Via dalla pazza folla, lontano dal vademecum hollywoodiano, alla porta agente, manager e ufficio stampa, Bill Murray è sempre più come appare, e viceversa: una divinità, senza passare dal divo. Al fenomeno, invero religioso, Gavin Edwards ha dedicato un saggio informato e scanzonato, profondo e divertito, L’arte di essere Bill Murray, che promette – e mantiene – “assurde storie vere sulla gioia, lo zen e l’arte di imbucarsi alle feste”. Indiscrezioni e accertamenti, mitologie e cosmogonie, l’universo di Murray è esplorato, l’identikit di Bill perfezionato: “Penso che sul mio viso ci siano i segni di due o tre batoste. Sono felice se do l’idea di esserne uscito illeso”. Una batosta è il divorzio da Jennifer Butler nel 2008: alla costumista l’affido dei quattro figli, due case e 7 milioni di dollari, a noi l’iconoclastia. La fine del rapporto gli addebita, e nemmeno sono le peggiori, accuse di “adulterio, dipendenza da marijuana e alcol, comportamenti molesti, maltrattamenti, dipendenza dal sesso e abbandono ricorrente del tetto coniugale”. Murray ne esce, o non ne entra, e perfeziona l’imperativo categorico, e forse pure morale: “Quando diventi un adulto e ti scegli i passatempi, devono essere degni di essere scelti”. Vale lo stesso per i film, e anche per i suoi: I Tenenbaum (2001) o Lost in Translation (2003), Moonrise Kingdom (2012) o Broken Flowers (2005), da dove iniziamo?
 
 
L’anticipazione I dieci comandamenti dell’attore americano
Il Vangelo secondo Bill: “Il caso è un’aragosta, siate generosi”
 
Primo principio.
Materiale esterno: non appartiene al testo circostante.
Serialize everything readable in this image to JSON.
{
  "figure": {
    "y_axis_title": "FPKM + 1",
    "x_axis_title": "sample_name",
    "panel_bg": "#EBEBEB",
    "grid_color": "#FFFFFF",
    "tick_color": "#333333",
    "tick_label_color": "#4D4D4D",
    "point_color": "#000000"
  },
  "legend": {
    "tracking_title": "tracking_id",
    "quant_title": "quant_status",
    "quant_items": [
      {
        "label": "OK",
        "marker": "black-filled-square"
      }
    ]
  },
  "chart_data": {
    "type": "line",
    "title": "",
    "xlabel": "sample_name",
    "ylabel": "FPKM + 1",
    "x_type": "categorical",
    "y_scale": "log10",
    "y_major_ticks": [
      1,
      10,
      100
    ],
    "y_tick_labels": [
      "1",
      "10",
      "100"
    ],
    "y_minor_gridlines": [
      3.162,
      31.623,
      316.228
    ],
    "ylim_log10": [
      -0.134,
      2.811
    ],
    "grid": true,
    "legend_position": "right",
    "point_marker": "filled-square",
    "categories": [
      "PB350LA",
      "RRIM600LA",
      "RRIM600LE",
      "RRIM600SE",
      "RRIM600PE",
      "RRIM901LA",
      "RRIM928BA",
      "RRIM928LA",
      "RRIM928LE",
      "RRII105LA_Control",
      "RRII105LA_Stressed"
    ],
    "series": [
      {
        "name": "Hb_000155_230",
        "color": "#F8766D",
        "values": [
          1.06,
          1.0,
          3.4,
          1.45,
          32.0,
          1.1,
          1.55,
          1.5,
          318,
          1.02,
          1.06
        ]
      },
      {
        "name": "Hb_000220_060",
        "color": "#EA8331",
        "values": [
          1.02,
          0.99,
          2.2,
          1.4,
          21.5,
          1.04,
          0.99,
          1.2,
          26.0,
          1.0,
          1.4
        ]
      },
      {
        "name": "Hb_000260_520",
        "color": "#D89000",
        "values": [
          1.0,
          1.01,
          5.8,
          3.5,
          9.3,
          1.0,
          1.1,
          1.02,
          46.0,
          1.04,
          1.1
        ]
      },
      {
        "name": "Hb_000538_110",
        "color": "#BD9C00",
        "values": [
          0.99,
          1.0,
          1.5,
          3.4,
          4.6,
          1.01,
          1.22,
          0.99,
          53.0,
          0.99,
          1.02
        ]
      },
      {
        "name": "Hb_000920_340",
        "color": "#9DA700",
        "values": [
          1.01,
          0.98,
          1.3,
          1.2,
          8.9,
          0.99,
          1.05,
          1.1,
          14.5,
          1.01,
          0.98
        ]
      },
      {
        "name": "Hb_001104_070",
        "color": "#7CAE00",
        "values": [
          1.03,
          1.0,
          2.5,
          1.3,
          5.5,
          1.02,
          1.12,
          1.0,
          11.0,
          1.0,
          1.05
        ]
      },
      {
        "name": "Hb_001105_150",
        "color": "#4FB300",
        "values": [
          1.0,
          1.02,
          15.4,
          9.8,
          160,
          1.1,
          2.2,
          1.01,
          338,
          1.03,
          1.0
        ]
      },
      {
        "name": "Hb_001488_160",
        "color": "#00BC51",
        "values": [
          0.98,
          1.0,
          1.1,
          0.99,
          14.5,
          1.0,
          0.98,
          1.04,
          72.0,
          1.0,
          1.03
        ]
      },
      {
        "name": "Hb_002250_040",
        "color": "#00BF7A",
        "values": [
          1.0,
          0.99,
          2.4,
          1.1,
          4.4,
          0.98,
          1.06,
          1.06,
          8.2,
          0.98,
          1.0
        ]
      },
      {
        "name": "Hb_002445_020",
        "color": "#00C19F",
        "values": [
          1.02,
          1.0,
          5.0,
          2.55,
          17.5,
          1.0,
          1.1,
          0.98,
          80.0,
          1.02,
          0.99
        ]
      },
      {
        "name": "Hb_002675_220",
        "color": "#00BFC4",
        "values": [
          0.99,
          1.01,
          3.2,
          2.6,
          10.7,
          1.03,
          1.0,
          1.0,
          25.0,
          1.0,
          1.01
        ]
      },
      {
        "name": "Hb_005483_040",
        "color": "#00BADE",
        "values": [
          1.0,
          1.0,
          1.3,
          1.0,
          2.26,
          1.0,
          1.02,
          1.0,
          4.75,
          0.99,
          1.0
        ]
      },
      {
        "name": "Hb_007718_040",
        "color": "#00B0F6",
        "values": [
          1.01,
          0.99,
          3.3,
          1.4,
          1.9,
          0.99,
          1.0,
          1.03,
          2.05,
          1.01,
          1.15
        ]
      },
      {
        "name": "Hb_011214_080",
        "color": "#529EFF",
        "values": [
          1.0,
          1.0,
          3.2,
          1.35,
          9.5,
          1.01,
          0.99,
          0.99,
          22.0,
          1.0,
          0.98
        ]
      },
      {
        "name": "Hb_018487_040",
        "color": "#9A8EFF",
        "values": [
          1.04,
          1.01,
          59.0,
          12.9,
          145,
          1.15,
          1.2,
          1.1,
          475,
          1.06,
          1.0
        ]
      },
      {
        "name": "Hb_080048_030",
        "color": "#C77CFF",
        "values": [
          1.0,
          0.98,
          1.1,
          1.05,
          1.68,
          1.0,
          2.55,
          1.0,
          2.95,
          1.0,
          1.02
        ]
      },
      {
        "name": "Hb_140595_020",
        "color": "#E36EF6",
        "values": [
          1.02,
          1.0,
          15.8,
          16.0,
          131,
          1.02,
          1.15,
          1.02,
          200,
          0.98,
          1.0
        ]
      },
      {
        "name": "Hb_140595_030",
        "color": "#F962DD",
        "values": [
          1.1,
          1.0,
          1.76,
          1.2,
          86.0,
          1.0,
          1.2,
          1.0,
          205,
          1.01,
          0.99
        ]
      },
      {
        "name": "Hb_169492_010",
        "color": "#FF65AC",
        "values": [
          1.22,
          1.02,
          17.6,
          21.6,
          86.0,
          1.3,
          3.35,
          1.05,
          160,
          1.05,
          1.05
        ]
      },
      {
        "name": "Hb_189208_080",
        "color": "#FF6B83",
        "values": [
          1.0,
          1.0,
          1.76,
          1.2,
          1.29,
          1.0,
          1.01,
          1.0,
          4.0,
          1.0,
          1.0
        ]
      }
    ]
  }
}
Gli oggetti sono opportunità.
Secondo principio. La sorpresa è oro. Il caso è un’aragosta.
Terzo principio. Autoinvìtati alla festa.
Quarto principio. Assicurati che siano invitati anche tutti gli altri.
Quinto principio. La musica unisce le persone.
Sesto principio. Sii generoso con il mondo.
Settimo principio. Insisti, insisti, insisti.
Ottavo principio. Conosci i tuoi piaceri e le loro regole.
Nono principio. Lo spirito segue il corpo.
Decimo principio. Mentre la Terra gira, renditi utile.